Ronald Boaks, Still Life, Roses for Wreatha, 2007, edition 6/10

Boaks says “In referencing Renaissance still life pictures, I am engaging a dialogue between Beauty and Modernism. Between ‘Less is More’ I am stopping at ‘Enough’.

My Modernist paintings determine the background. A shelf crosses the painting creating a stage for a variety of characters to play off the background and each other. The players are books, tools and objects from my home and studio. The flowers are primarily from my garden as are the bird nests and insects. The technique is much like creating a collage. A friend has observed that I am painting with objects. The composition is complete when balance is achieved. Enough! Take the picture!

This series of museum quality photographs has been created in my studio using a 4 x 5 Linhof camera.”

All the photographs are a Archival Fujiflex mounted to Dibond Aluminum with a Lexan laminate. The editions are numbered out of ten, with two artist proofs that can be in a different size than the rest of the edition.

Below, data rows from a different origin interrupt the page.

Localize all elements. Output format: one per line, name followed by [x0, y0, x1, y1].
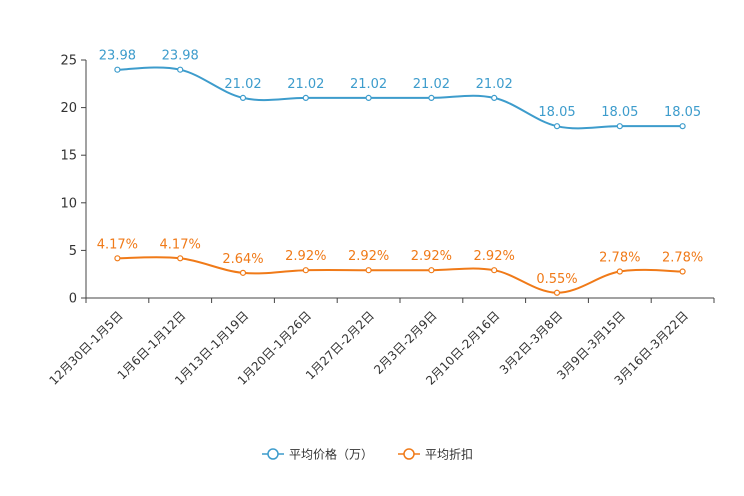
data-label: 2.78% [662, 251, 703, 266]
y-axis: 0 5 10 15 20 25 [60, 54, 87, 307]
y-tick-label: 5 [69, 244, 77, 259]
data-point[interactable] [428, 267, 435, 274]
y-tick-label: 0 [69, 292, 77, 307]
legend-item-avg-price[interactable]: 平均价格（万） [262, 447, 373, 462]
data-label: 23.98 [99, 49, 136, 64]
data-label: 18.05 [601, 105, 638, 120]
legend-item-avg-discount[interactable]: 平均折扣 [398, 447, 473, 462]
y-tick-label: 25 [60, 54, 77, 69]
legend-marker-icon [267, 448, 279, 460]
x-tick-label: 12月30日-1月5日 [46, 308, 125, 387]
legend-marker-icon [403, 448, 415, 460]
data-point[interactable] [302, 94, 309, 101]
legend-label: 平均折扣 [425, 447, 473, 462]
data-label: 23.98 [162, 49, 199, 64]
data-point[interactable] [428, 94, 435, 101]
y-tick-label: 10 [60, 196, 77, 211]
data-point[interactable] [679, 268, 686, 275]
data-label: 18.05 [664, 105, 701, 120]
x-tick-label: 1月27日-2月2日 [303, 308, 377, 382]
series-line [117, 256, 683, 294]
data-point[interactable] [239, 269, 247, 276]
x-tick-label: 2月3日-2月9日 [371, 308, 440, 377]
data-point[interactable] [177, 66, 184, 73]
data-label: 21.02 [287, 77, 324, 92]
data-label: 21.02 [224, 77, 261, 92]
y-tick-label: 20 [60, 101, 77, 116]
data-label: 2.78% [599, 251, 640, 266]
data-point[interactable] [616, 268, 623, 275]
data-label: 21.02 [350, 77, 387, 92]
data-label: 0.55% [536, 272, 577, 287]
data-label: 2.92% [285, 249, 326, 264]
x-axis: 12月30日-1月5日1月6日-1月12日1月13日-1月19日1月20日-1月… [46, 297, 715, 388]
legend-label: 平均价格（万） [289, 447, 373, 462]
series-avg-price [114, 66, 686, 130]
data-point[interactable] [365, 267, 372, 274]
data-label: 4.17% [97, 237, 138, 252]
data-point[interactable] [302, 267, 309, 274]
data-label: 21.02 [476, 77, 513, 92]
data-point[interactable] [679, 123, 686, 130]
data-label: 2.92% [474, 249, 515, 264]
x-tick-label: 3月2日-3月8日 [497, 308, 566, 377]
series-line [117, 66, 683, 130]
legend[interactable]: 平均价格（万） 平均折扣 [262, 447, 473, 462]
data-point[interactable] [114, 66, 121, 73]
data-label: 4.17% [160, 237, 201, 252]
data-label: 2.92% [411, 249, 452, 264]
data-point[interactable] [114, 255, 121, 262]
y-tick-label: 15 [60, 149, 77, 164]
data-point[interactable] [365, 94, 372, 101]
data-point[interactable] [177, 255, 184, 262]
data-labels: 23.98 23.98 21.02 21.02 21.02 21.02 21.02 18.05… [97, 49, 704, 287]
data-point[interactable] [553, 123, 561, 130]
data-label: 2.92% [348, 249, 389, 264]
data-point[interactable] [553, 289, 561, 296]
data-label: 2.64% [222, 252, 263, 267]
data-point[interactable] [239, 94, 247, 101]
data-point[interactable] [491, 94, 498, 101]
data-label: 21.02 [413, 77, 450, 92]
data-label: 18.05 [538, 105, 575, 120]
series-avg-discount [114, 255, 686, 296]
series-layer [114, 66, 686, 296]
data-point[interactable] [616, 123, 623, 130]
data-point[interactable] [491, 267, 498, 274]
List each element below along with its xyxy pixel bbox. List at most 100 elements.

GALLERY GOING          THE GLOBE AND MAIL – Saturday, June 2, 2007    Page R20

GARY MICHAEL DAULT

RONALD BOAKS AND DAVID McCLYMENT AT THE DAVID KAYE GALLERY

The Boaks photos range from $1,900 to $5,300. At 1092 Queen St. W., Toronto; 416-532-9075

I cannot imagine photographs more remote in feeling and spirit from Roger Ballen’s (currently showing at Clint Roenisch Gallery, Toronto) than those of Toronto-based photographer Ronald Boaks. Boaks makes photo-tableaux as well, but his are succulent, chromatically riotous pileups of still-life objects – books, pieces of fruit, flowers, curios – meticulously photographed with the artist’s hefty Linhof so that they are possessed of the kind of definition that makes you want to reach out and squeeze a peach or sniff a lily blossom. As rich and as overabundant as 17th-century Dutch still-life paintings, and as unabashedly bountiful as a Victorian boudoir (and as decadent as the devil), Boaks’s hallucinatingly rich mega-photos are shamelessly sensational, and apparently sublimely unconcerned about restraint, irony, objectivity, text and subtext (though they do contain all sorts of whispered literary allusions and word-games) and all the other anxious issues that inform artists these days. His photos have titles like Still Life, The Role of Pleasure in Desire and Still Life, A Muse at the Opera. Boaks offers unalloyed delight, and great shameful gobs of it at that.